O protagonista é uma espécie de padre-poeta-músico, ou seja, o próprio Correia de Almeida. Ele ridiculariza pensamentos comuns na época, como no trecho em que propõe catequizar macacos para resolver o problema da “falta de braços” no Brasil. A obra denuncia o artifício ideológico utilizado para transformar em questão pública os problemas de uma classe em particular: “Eu necessito de auxílio/ dos grandes capitalistas,/ para ser executado/ um plano de largas vistas,/ e que é todo a bem do Estado”.
Sua recorrente utilização da imagem de uma “República dos Tolos” expressa sua insatisfação com a sujeição do povo às condições existentes.
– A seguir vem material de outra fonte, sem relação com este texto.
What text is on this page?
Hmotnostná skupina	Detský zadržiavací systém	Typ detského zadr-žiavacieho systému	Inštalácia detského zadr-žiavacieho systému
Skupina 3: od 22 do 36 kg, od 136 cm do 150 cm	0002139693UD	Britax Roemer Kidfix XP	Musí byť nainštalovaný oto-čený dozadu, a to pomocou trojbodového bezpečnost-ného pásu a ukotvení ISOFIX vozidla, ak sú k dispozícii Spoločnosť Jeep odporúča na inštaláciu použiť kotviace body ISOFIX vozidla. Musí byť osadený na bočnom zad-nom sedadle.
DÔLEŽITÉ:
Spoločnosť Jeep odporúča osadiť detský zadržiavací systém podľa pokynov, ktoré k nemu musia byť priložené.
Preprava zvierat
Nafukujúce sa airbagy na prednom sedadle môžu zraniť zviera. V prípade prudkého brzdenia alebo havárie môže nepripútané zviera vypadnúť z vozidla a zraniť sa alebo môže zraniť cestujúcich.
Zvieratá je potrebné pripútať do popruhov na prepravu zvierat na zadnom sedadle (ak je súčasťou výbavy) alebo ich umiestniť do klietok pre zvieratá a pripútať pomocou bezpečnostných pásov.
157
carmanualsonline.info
Apesar de não ser um revolucionário à moda dos jacobinos da época, que de forma exacerbada atribuíam à monarquia brasileira os mesmos vícios do antigo regime francês, o padre busca uma mudança da realidade social e o aperfeiçoamento das instituições políticas. Ele também ataca os dogmáticos que não examinam os seus próprios erros, como os que inadvertidamente ajudaram a consolidar no país uma república autoritária e de feição oligárquica, pouco afeita às mudanças preconizadas pelo próprio ideário republicano. Atento, o poeta não deixou de denunciar o oportunismo que marcou a adesão imediata de certos grupos à República, por meio do poema “Trigo e joio”, de 1890: “Dos súditos de sete de setembro/ todo aquele que fora escravocrata/ deixou de ser a Quinze de Novembro”.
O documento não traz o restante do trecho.